George Orwell a eu, dans un texte intitulé « La politique et la langue anglaise », cette formule, devenue tout à fait galvaudée : « Ce qui importe avant tout, c’est que le sens gouverne le choix des mots et non l’inverse. En matière de prose, la pire des choses que l’on puisse faire avec les mots est de s’abandonner à eux. » On connaît moins la suite du texte, dans laquelle il précise : « On pourra ensuite choisir – et non pas simplement “accepter” – les formulations qui serreront au plus près la pensée, puis changer de point de vue et voir quelle impression elles pourraient produire sur d’autres personnes[8]. » Que l’on croie comme Orwell que le sens précède les mots ou que l’on considère que le langage a une histoire dont nous héritons et charrie des significations qui s’imposent à nous autant que nous en disposons, il en va avec la langue, in fine, de notre responsabilité d’hommes et de femmes doués de logos d’habiter notre langue d’une certaine façon et, dans le dialogue, de choisir – et non pas seulement d’accepter – nos mots. La langue n’est pas le simple reflet de notre monde. C’est à travers elle que, chaque jour, nous le construisons.

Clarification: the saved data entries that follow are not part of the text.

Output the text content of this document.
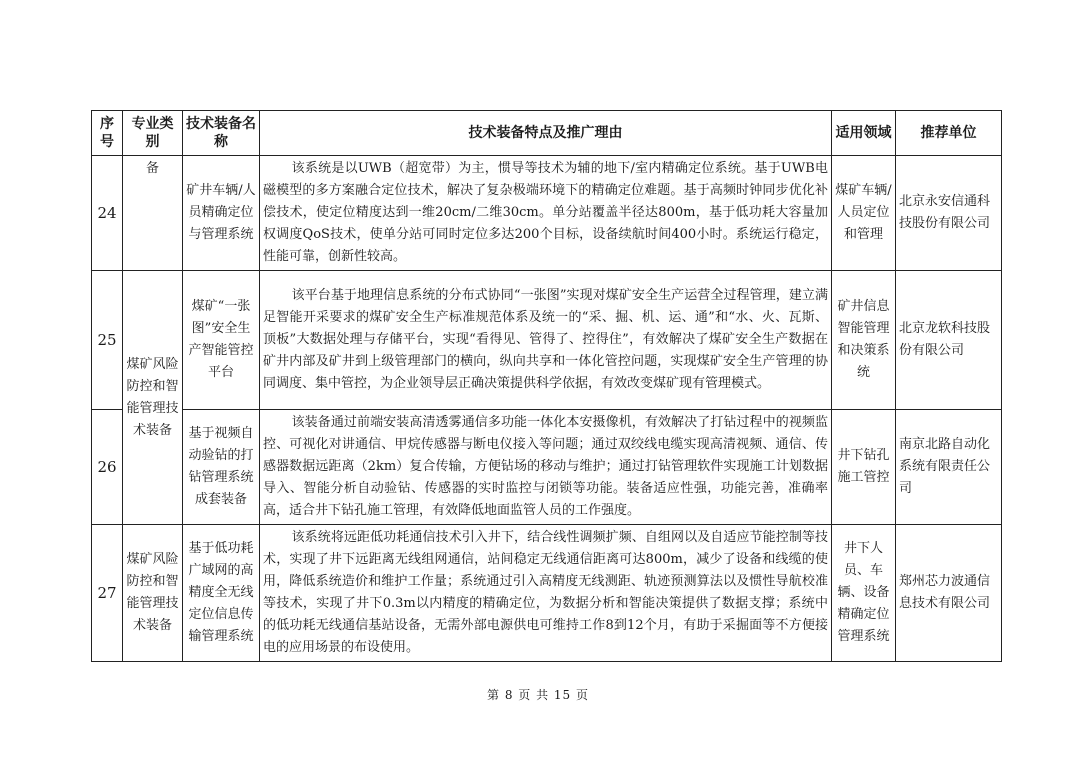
序号	专业类别	技术装备名称	技术装备特点及推广理由	适用领域	推荐单位
24	备	矿井车辆/人员精确定位与管理系统	该系统是以UWB（超宽带）为主，惯导等技术为辅的地下/室内精确定位系统。基于UWB电磁模型的多方案融合定位技术，解决了复杂极端环境下的精确定位难题。基于高频时钟同步优化补偿技术，使定位精度达到一维20cm/二维30cm。单分站覆盖半径达800m，基于低功耗大容量加权调度QoS技术，使单分站可同时定位多达200个目标，设备续航时间400小时。系统运行稳定，性能可靠，创新性较高。	煤矿车辆/人员定位和管理	北京永安信通科技股份有限公司
25	煤矿风险防控和智能管理技术装备	煤矿“一张图”安全生产智能管控平台	该平台基于地理信息系统的分布式协同“一张图”实现对煤矿安全生产运营全过程管理，建立满足智能开采要求的煤矿安全生产标准规范体系及统一的“采、掘、机、运、通”和“水、火、瓦斯、顶板”大数据处理与存储平台，实现“看得见、管得了、控得住”，有效解决了煤矿安全生产数据在矿井内部及矿井到上级管理部门的横向，纵向共享和一体化管控问题，实现煤矿安全生产管理的协同调度、集中管控，为企业领导层正确决策提供科学依据，有效改变煤矿现有管理模式。	矿井信息智能管理和决策系统	北京龙软科技股份有限公司
26		基于视频自动验钻的打钻管理系统成套装备	该装备通过前端安装高清透雾通信多功能一体化本安摄像机，有效解决了打钻过程中的视频监控、可视化对讲通信、甲烷传感器与断电仪接入等问题；通过双绞线电缆实现高清视频、通信、传感器数据远距离（2km）复合传输，方便钻场的移动与维护；通过打钻管理软件实现施工计划数据导入、智能分析自动验钻、传感器的实时监控与闭锁等功能。装备适应性强，功能完善，准确率高，适合井下钻孔施工管理，有效降低地面监管人员的工作强度。	井下钻孔施工管控	南京北路自动化系统有限责任公司
27	煤矿风险防控和智能管理技术装备	基于低功耗广域网的高精度全无线定位信息传输管理系统	该系统将远距低功耗通信技术引入井下，结合线性调频扩频、自组网以及自适应节能控制等技术，实现了井下远距离无线组网通信，站间稳定无线通信距离可达800m，减少了设备和线缆的使用，降低系统造价和维护工作量；系统通过引入高精度无线测距、轨迹预测算法以及惯性导航校准等技术，实现了井下0.3m以内精度的精确定位，为数据分析和智能决策提供了数据支撑；系统中的低功耗无线通信基站设备，无需外部电源供电可维持工作8到12个月，有助于采掘面等不方便接电的应用场景的布设使用。	井下人员、车辆、设备精确定位管理系统	郑州芯力波通信息技术有限公司
第 8 页 共 15 页
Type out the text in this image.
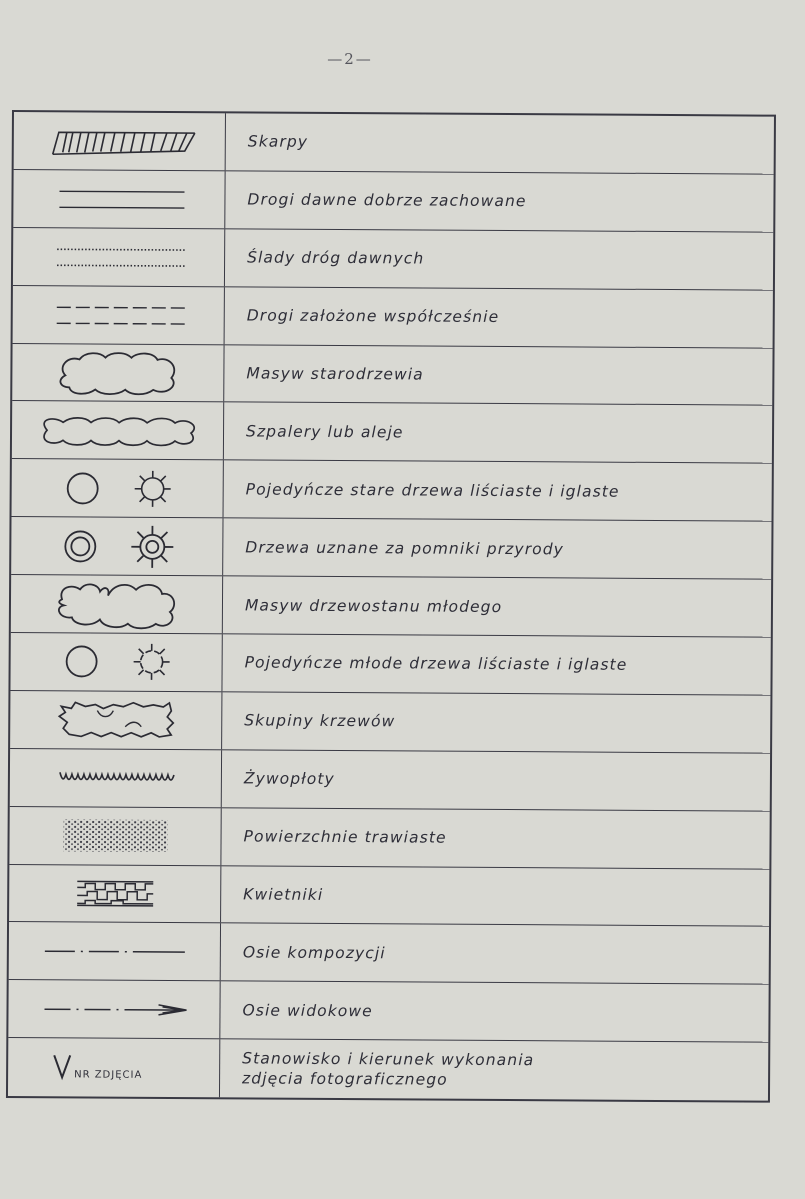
—2—
Skarpy
Drogi dawne dobrze zachowane
Ślady dróg dawnych
Drogi założone współcześnie
Masyw starodrzewia
Szpalery lub aleje
Pojedyńcze stare drzewa liściaste i iglaste
Drzewa uznane za pomniki przyrody
Masyw drzewostanu młodego
Pojedyńcze młode drzewa liściaste i iglaste
Skupiny krzewów
Żywopłoty
Powierzchnie trawiaste
Kwietniki
Osie kompozycji
Osie widokowe
NR ZDJĘCIA
Stanowisko i kierunek wykonania
zdjęcia fotograficznego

[1] - George Orwell, 1984 [1949], trad. par Aurélie Audiberti, Paris, Gallimard, 1972 (voir aussi la trad. par Josée Kamoun, Paris, Gallimard, 2018, qui traduit newspeak par « néoparler »).
[2] - Gilles Dowek, Ce dont on ne peut parler, il faut l’écrire. Langues et langages, Paris, Le Pommier, 2019.
[3] - Maria Candea et Laélia Véron, Le français est à nous ! Petit manuel d’émancipation linguistique, Paris, La Découverte, 2019.
[4] - Voir, récemment, Barbara Cassin, Quand dire, c’est vraiment faire. Homère, Gorgias et le peuple arc-en-ciel, Paris, Fayard, 2018.
[5] - Frédéric Joly, La Langue confisquée. Lire Victor Klemperer aujourd’hui, Paris, Premier Parallèle, 2019.
[6] - Bérengère Viennot, La Langue de Trump, Paris, Les Arènes, 2019.
[7] - Pierre Judet de La Combe et Heinz Wismann, L’Avenir des langues. Repenser les humanités [2004], Paris, Le Cerf, nouvelle édition augmentée à paraître en 2020.
[8] - G. Orwell, « La politique et la langue anglaise » [1946], dans Tels, tels étaient nos plaisirs et autres essais (1944-1949), trad. par Anne Krief, Bernard Pecheur et Jaime Semprun, Paris, Ivrea/L’Encyclopédie des nuisances, 2005.